It all started at 12:45 p.m. on Friday afternoon:
I praised Jesus for a checked bag that was 22Kg (supposed to be 23 or less). It felt like I only had 2 minutes to say goodbye to my parents.
Avery and sat by Gate B12 when we were supposed to be in B17. I had to check my carry-on because it was too heavy but they promised it was free.
Avery and I weren’t sitting next to each other but then the nice man in “my” seat traded. My movie/music/tv screen didn’t work for like a hot 45 minutes. I swore, but never asked, that Dylan from Modern Family was flying on our flight.
And here I am now, just unpacked, 8 p.m. Prague time, and I am still numb. This cannot be real. But that’s the thing, it is. It’s real and man has it started. It started with driving around Prague with the principal of my school, getting the ends and outs of the city. It started with then getting dropped off at a street market, then getting completely lost in a city with really no idea where ‘home’ was, let alone how to get back on our own. We walked (a lot a lot) to some beautiful places, all of which we still need to learn the names and history of…but they were beautiful so…

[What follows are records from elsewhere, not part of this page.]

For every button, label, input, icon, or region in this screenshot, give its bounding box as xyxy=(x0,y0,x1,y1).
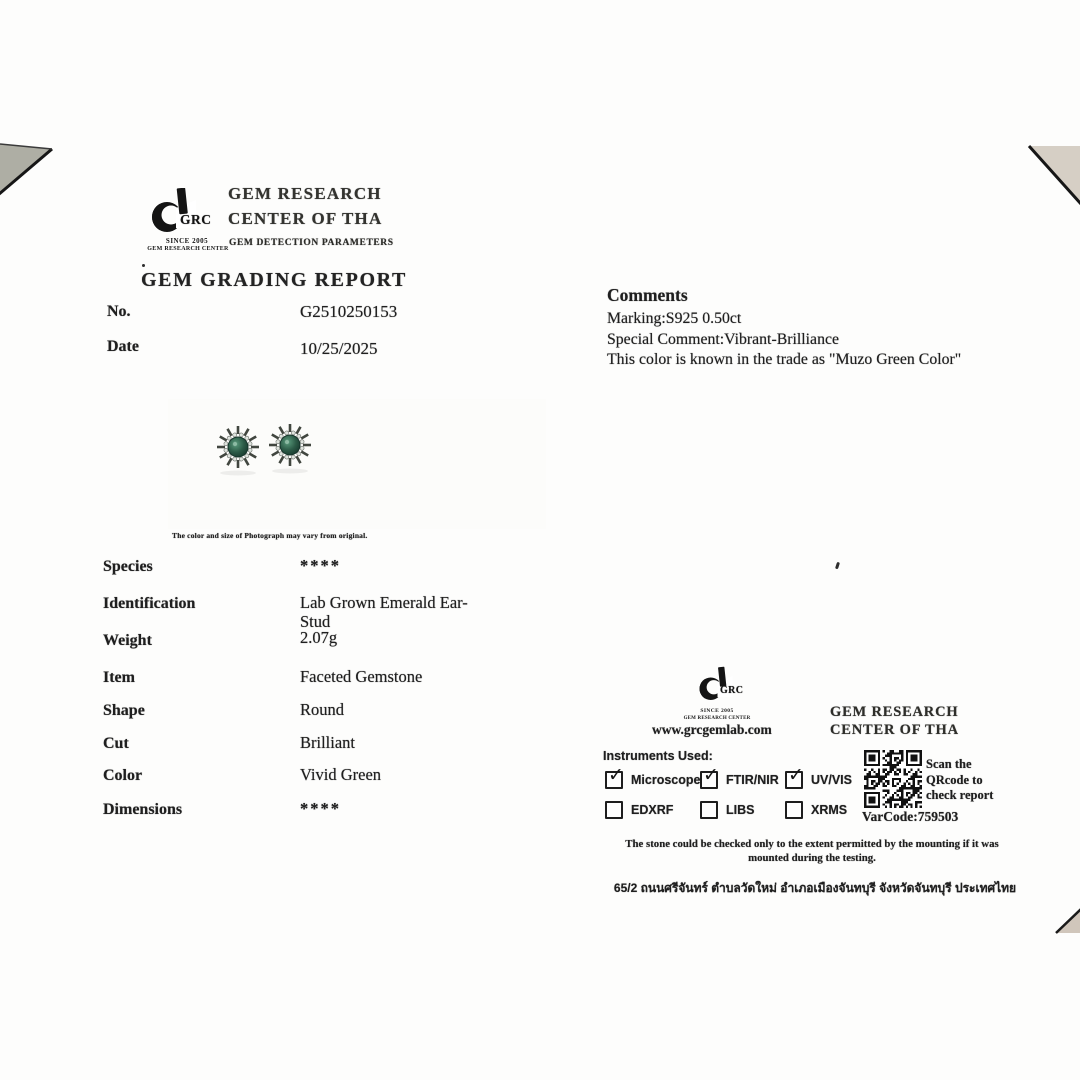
checkbox xyxy=(785,801,803,819)
instrument-label: Microscope xyxy=(631,773,701,787)
photo-caption: The color and size of Photograph may vary from original. xyxy=(172,531,368,540)
attribute-row-item xyxy=(103,669,533,687)
attribute-label: Dimensions xyxy=(103,801,183,818)
attribute-value: Vivid Green xyxy=(300,765,382,784)
attribute-label: Species xyxy=(103,558,153,575)
instruments-title: Instruments Used: xyxy=(603,749,713,763)
attribute-value: 2.07g xyxy=(300,628,338,647)
check-icon: ✓ xyxy=(703,764,719,786)
grc-logo-since: SINCE 2005 xyxy=(700,708,734,714)
varcode: VarCode:759503 xyxy=(862,809,959,824)
instrument-ftir-nir xyxy=(700,764,779,789)
checkbox xyxy=(700,764,719,789)
footer-org-line2: CENTER OF THA xyxy=(830,722,959,738)
grc-logo-acronym: GRC xyxy=(720,685,744,696)
header-subtitle: GEM DETECTION PARAMETERS xyxy=(229,238,394,248)
grc-logo-acronym: GRC xyxy=(180,212,212,227)
comments-body xyxy=(607,309,973,371)
attribute-label: Shape xyxy=(103,702,145,719)
instrument-libs xyxy=(700,801,754,819)
checkbox xyxy=(700,801,718,819)
gem-photo xyxy=(168,399,546,529)
attribute-value: **** xyxy=(300,799,341,818)
instrument-label: LIBS xyxy=(726,803,755,817)
lab-address-thai: 65/2 ถนนศรีจันทร์ ตำบลวัดใหม่ อำเภอเมืองจันทบุรี จังหวัดจันทบุรี ประเทศไทย xyxy=(613,881,1017,895)
report-no-label: No. xyxy=(107,303,131,320)
attribute-label: Color xyxy=(103,767,143,784)
attribute-label: Identification xyxy=(103,595,196,612)
qr-code-icon xyxy=(864,750,922,808)
instrument-xrms xyxy=(785,801,847,819)
grc-logo xyxy=(147,188,234,258)
grc-logo-org: GEM RESEARCH CENTER xyxy=(147,246,229,252)
instrument-label: FTIR/NIR xyxy=(726,773,779,787)
grc-logo-since: SINCE 2005 xyxy=(165,237,209,245)
report-title: GEM GRADING REPORT xyxy=(141,269,407,291)
attribute-value: **** xyxy=(300,556,341,575)
check-icon: ✓ xyxy=(608,764,624,786)
scan-speck xyxy=(142,264,145,267)
attribute-label: Item xyxy=(103,669,135,686)
comment-line-special: Special Comment:Vibrant-Brilliance xyxy=(607,330,839,348)
report-date-label: Date xyxy=(107,338,139,355)
attribute-row-shape xyxy=(103,702,533,720)
comment-line-trade-color: This color is known in the trade as "Muzo Green Color" xyxy=(607,351,962,368)
checkbox xyxy=(605,801,623,819)
header-org-line1: GEM RESEARCH xyxy=(228,184,382,203)
attribute-row-dimensions xyxy=(103,801,533,819)
report-no-value: G2510250153 xyxy=(300,302,398,321)
attribute-value: Faceted Gemstone xyxy=(300,667,423,686)
report-date-value: 10/25/2025 xyxy=(300,339,378,358)
attribute-row-cut xyxy=(103,735,533,753)
checkbox xyxy=(785,764,804,789)
attribute-row-species xyxy=(103,558,533,576)
instrument-uv-vis xyxy=(785,764,852,789)
attribute-label: Weight xyxy=(103,632,152,649)
attribute-row-weight xyxy=(103,628,533,650)
mounting-disclaimer: The stone could be checked only to the extent permitted by the mounting if it was mounted during the testing. xyxy=(625,838,999,864)
attribute-label: Cut xyxy=(103,735,129,752)
comment-line-marking: Marking:S925 0.50ct xyxy=(607,310,742,327)
footer-website: www.grcgemlab.com xyxy=(652,722,772,737)
checkbox xyxy=(605,764,624,789)
instrument-microscope xyxy=(605,764,701,789)
footer-org-line1: GEM RESEARCH xyxy=(830,704,959,720)
attribute-value: Lab Grown Emerald Ear-Stud xyxy=(300,593,468,631)
instrument-label: EDXRF xyxy=(631,803,674,817)
emerald-ear-studs-image xyxy=(200,407,330,493)
attribute-value: Round xyxy=(300,700,345,719)
header-org-line2: CENTER OF THA xyxy=(228,209,383,228)
instrument-edxrf xyxy=(605,801,673,819)
attribute-row-identification xyxy=(103,593,533,631)
qr-caption: Scan the QRcode to check report xyxy=(926,757,994,802)
attribute-value: Brilliant xyxy=(300,733,355,752)
check-icon: ✓ xyxy=(788,764,804,786)
grc-logo-org: GEM RESEARCH CENTER xyxy=(683,716,751,721)
instrument-label: UV/VIS xyxy=(811,773,852,787)
attribute-row-color xyxy=(103,767,533,785)
instrument-label: XRMS xyxy=(811,803,848,817)
comments-title: Comments xyxy=(607,285,688,305)
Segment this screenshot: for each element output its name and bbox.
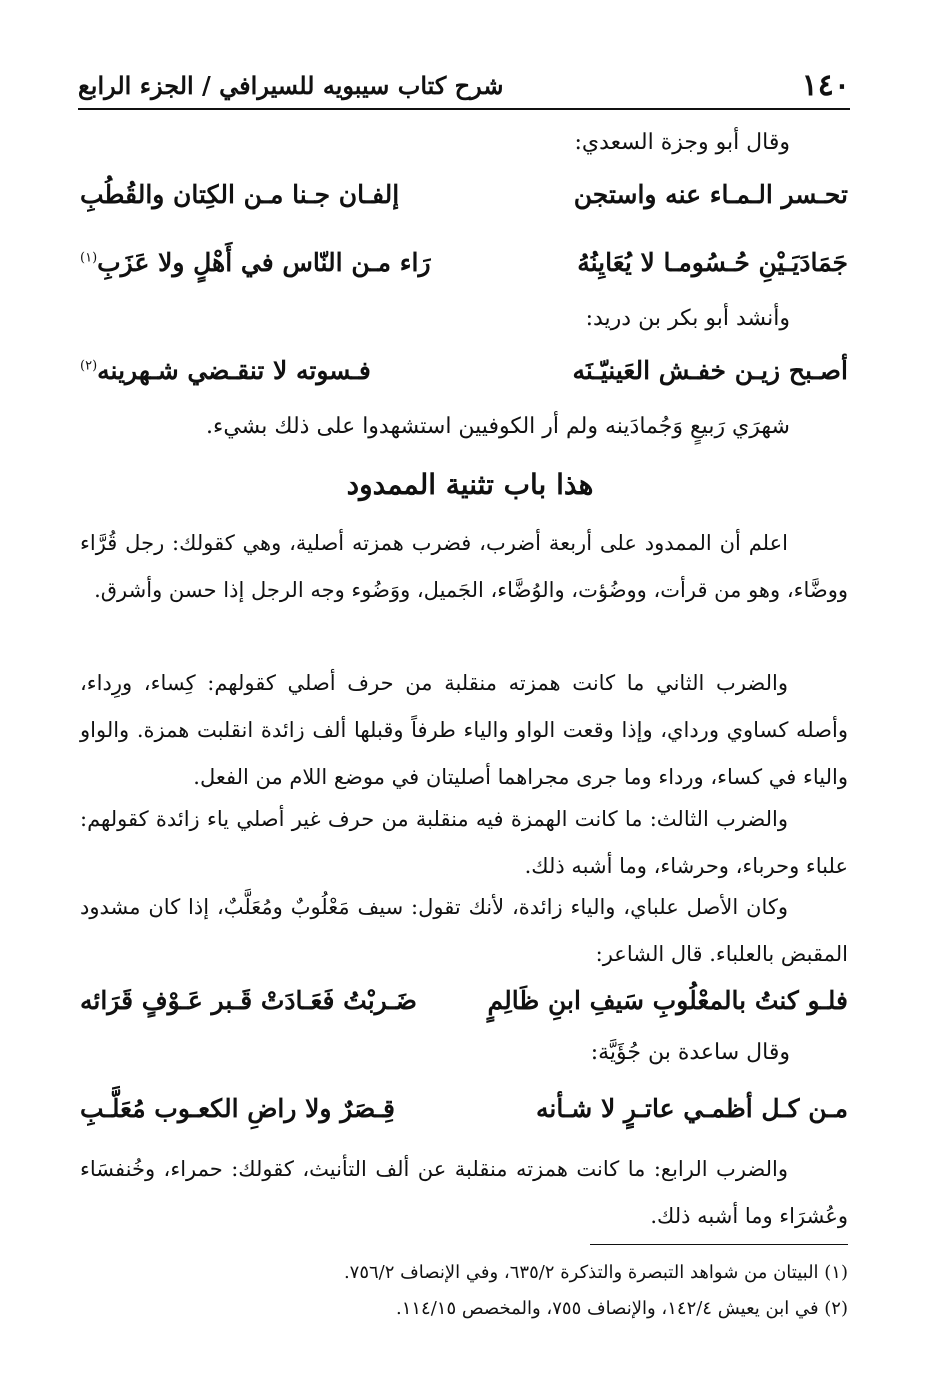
verse-line [80,974,848,1026]
footnote-divider [590,1244,848,1245]
running-title: شرح كتاب سيبويه للسيرافي / الجزء الرابع [78,70,504,100]
page-header [78,62,850,110]
footnote-marker-1: (١) [80,250,98,266]
verse-intro-1: وقال أبو وجزة السعدي: [574,130,790,155]
verse-line [80,344,848,396]
verse-second-hemistich: إلفـان جـنا مـن الكِتان والقُطُبِ [80,179,400,209]
verse-first-hemistich: جَمَادَيَـيْنِ حُـسُومـا لا يُعَايِنُهُ [577,247,848,277]
verse-line [80,168,848,220]
paragraph: والضرب الثالث: ما كانت الهمزة فيه منقلبة من حرف غير أصلي ياء زائدة كقولهم: علباء وحرباء، وحرشاء، وما أشبه ذلك. [80,807,848,878]
verse-second-hemistich: قِـصَرٌ ولا راضِ الكعـوب مُعَلَّـبِ [80,1093,395,1123]
verse-second-hemistich-wrap [80,248,431,277]
footnote: (٢) في ابن يعيش ١٤٢/٤، والإنصاف ٧٥٥، والمخصص ١١٤/١٥. [395,1298,848,1319]
footnote-marker-2: (٢) [80,358,98,374]
paragraph: والضرب الثاني ما كانت همزته منقلبة من حرف أصلي كقولهم: كِساء، ورِداء، وأصله كساوي ورداي، وإذا وقعت الواو والياء طرفاً وقبلها ألف زائدة انقلبت همزة. والواو والياء في كساء، ورداء وما جرى مجراهما أصليتان في موضع اللام من الفعل. [80,671,848,789]
verse-first-hemistich: فلـو كنتُ بالمعْلُوبِ سَيفِ ابنِ ظَالِمٍ [487,985,848,1015]
paragraph: وكان الأصل علباي، والياء زائدة، لأنك تقول: سيف مَعْلُوبٌ ومُعَلَّبٌ، إذا كان مشدود المقبض بالعلباء. قال الشاعر: [80,895,848,966]
verse-intro-2: وأنشد أبو بكر بن دريد: [585,306,790,331]
verse-line [80,236,848,288]
verse-second-hemistich: ضَـربْتُ فَعَـادَتْ قَـبر عَـوْفٍ قَرَائه [80,985,418,1015]
verse-first-hemistich: مـن كـل أظمـي عاتـرٍ لا شـأنه [536,1093,848,1123]
verse-first-hemistich: أصـبح زيـن خفـش العَينيّـنَه [572,355,848,385]
verse-line [80,1082,848,1134]
footnote: (١) البيتان من شواهد التبصرة والتذكرة ٦٣٥/٢، وفي الإنصاف ٧٥٦/٢. [343,1262,848,1283]
verse-continuation: شهرَي رَبيعٍ وَجُمادَينه ولم أر الكوفيين استشهدوا على ذلك بشيء. [206,414,790,439]
paragraph: والضرب الرابع: ما كانت همزته منقلبة عن ألف التأنيث، كقولك: حمراء، وخُنفسَاء وعُشرَاء وما أشبه ذلك. [80,1157,848,1228]
verse-second-hemistich: فـسوته لا تنقـضي شـهرينه [97,355,371,385]
chapter-title: هذا باب تثنية الممدود [346,468,594,501]
verse-second-hemistich-wrap [80,356,371,385]
page-number: ١٤٠ [801,67,850,103]
paragraph: اعلم أن الممدود على أربعة أضرب، فضرب همزته أصلية، وهي كقولك: رجل قُرَّاء ووضَّاء، وهو من قرأت، ووضُؤت، والوُضَّاء، الجَميل، ووَضُوء وجه الرجل إذا حسن وأشرق. [80,531,848,602]
verse-intro-3: وقال ساعدة بن جُؤَيَّة: [590,1040,790,1065]
verse-first-hemistich: تحـسر الـمـاء عنه واستجن [573,179,848,209]
verse-second-hemistich: رَاء مـن النّاس في أَهْلٍ ولا عَزَبِ [97,247,431,277]
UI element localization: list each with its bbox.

Honestly, I still have no idea how to feel or what to say. I miss home already, but I desperately want to be out on my own. It’s a weird feeling, growing up. It’s scary, all that unknown…
And that is where God steps in and says: trust Me completely. No matter how much I plan and pack and stress and worry and cry, He is the only one who knows the plan. He is the only one who understands how detrimental this trip is to my future. He is the only one who can give me strength and the ability to teach 5 year olds 1st grade material. He is the only one who knows my future and man is that freaky.
So here’s to the next two ‘most life-changing months’ of my life, my friend Avery who has already experienced my freak out, emotional, distraught self, and the kiddos I have the amazing privilege to teach.
Prague, I’m here and I’m ready for ya.